ETFs enable investors to clearly and objectively distinguish, both in investment thinking and in investment practice, between the proverbial “cart” and “horse“, i.e., the investment instrument and investment strategy.
The gross mismatch between an active fund manager’s stated investment objective(s), and the broad (prospectus-imparted) license to roam widely and at will across much of the investment landscape, renders separation of investment instrument from investment strategy absolutely and utterly impossible to discern within the actively-managed mutual fund.
For investors and advisors, unfortunately, any attempt to use actively-managed mutual funds to construct a disciplined and coherent strategy – one which demands control and predictability regarding the composition of portfolio holdings – is inescapably and entirely rendered an exercise in futility. “Asset allocation” strategies, at best, devolve to an extremely crude approximation game as individual fund managers exercise broad discretion in modifying, at times quite dramatically, security and asset class composition within their funds. Gone, usurped by active mutual fund managers, is investor or advisor control over the composition and modification of their strategy.
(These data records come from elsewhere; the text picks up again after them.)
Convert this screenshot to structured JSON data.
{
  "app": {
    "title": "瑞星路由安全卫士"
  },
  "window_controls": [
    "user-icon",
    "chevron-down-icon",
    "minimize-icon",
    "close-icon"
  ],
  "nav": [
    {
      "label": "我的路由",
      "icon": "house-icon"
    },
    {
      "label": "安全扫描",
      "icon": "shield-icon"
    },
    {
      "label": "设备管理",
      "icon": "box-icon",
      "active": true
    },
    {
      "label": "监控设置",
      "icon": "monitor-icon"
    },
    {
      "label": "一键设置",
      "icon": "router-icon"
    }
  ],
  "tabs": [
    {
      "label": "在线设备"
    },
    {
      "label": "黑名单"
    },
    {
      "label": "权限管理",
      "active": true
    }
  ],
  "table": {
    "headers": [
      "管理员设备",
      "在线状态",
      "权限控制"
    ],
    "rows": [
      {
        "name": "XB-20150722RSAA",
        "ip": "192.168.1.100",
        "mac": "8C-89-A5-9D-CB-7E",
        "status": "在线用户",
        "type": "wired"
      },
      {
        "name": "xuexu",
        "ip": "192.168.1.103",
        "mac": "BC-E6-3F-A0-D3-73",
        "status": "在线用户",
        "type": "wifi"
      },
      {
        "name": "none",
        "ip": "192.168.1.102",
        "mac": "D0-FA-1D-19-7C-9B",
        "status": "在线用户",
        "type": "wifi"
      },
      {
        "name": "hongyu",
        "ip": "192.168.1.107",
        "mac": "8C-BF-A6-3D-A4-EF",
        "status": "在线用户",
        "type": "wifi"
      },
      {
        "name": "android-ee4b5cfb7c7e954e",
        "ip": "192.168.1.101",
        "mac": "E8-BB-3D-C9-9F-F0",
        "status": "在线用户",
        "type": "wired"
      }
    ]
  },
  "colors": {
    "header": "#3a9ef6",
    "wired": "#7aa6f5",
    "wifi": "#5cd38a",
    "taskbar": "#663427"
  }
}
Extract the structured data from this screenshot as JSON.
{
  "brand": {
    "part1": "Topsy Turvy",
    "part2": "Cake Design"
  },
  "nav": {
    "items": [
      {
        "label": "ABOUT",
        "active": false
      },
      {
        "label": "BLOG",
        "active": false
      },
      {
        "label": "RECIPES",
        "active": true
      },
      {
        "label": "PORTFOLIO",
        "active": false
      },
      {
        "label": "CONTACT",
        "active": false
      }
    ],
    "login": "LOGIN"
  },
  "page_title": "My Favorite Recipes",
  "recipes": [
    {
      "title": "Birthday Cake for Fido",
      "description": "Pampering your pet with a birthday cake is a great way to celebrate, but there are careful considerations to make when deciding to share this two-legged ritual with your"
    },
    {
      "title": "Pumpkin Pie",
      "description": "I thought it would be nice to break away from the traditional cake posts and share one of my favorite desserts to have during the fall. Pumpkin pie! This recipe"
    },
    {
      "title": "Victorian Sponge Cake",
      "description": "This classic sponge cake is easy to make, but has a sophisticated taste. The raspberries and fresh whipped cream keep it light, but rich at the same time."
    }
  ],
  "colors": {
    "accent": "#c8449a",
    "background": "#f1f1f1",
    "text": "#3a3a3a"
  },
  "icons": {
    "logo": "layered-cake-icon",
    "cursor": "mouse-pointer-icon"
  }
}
In contrast, index-based ETF instruments provide a systematic, rules-based recipe for gaining exposure to a broad market or segment of a market. And while mutual fund reported holdings data ranges from three to five months stale, daily reporting of ETF holdings enables the investor or advisor to see precisely how index rules are reflected in a related ETF’s holdings. For the investor or advisor familiar with the index and the ETF, there are no surprises regarding the composition of an ETF. The manner of asset class coverage and security selection are “programmed” into the index and corresponding ETF.
Utilization of index-based ETFs enables the investor and advisor to shed active-manager decision-making risks – a step that is supported by a mountain of academic research and decades of market experience. With index-based ETFs, investor and advisor attention can be focused where it should be: entirely on strategy, understanding that the instruments will deliver intended exposures predictably and reliably. Actively-managed mutual funds rob investors of this capability by undermining the strategy, through manager drift, and weakening investor confidence and resolve to stick with a game plan. Active fund mangers, after all, have no definitive requirement or proclivity to do so themselves.
In using ETFs, investors and advisors are better equipped to construct and deploy strategies as well as to consider the performance of instruments and strategies independently, largely as a result of their ability to “separate the cart from the horse.” These risk management and control perspectives can never be shared or enjoyed by investors and advisors using actively-managed mutual funds.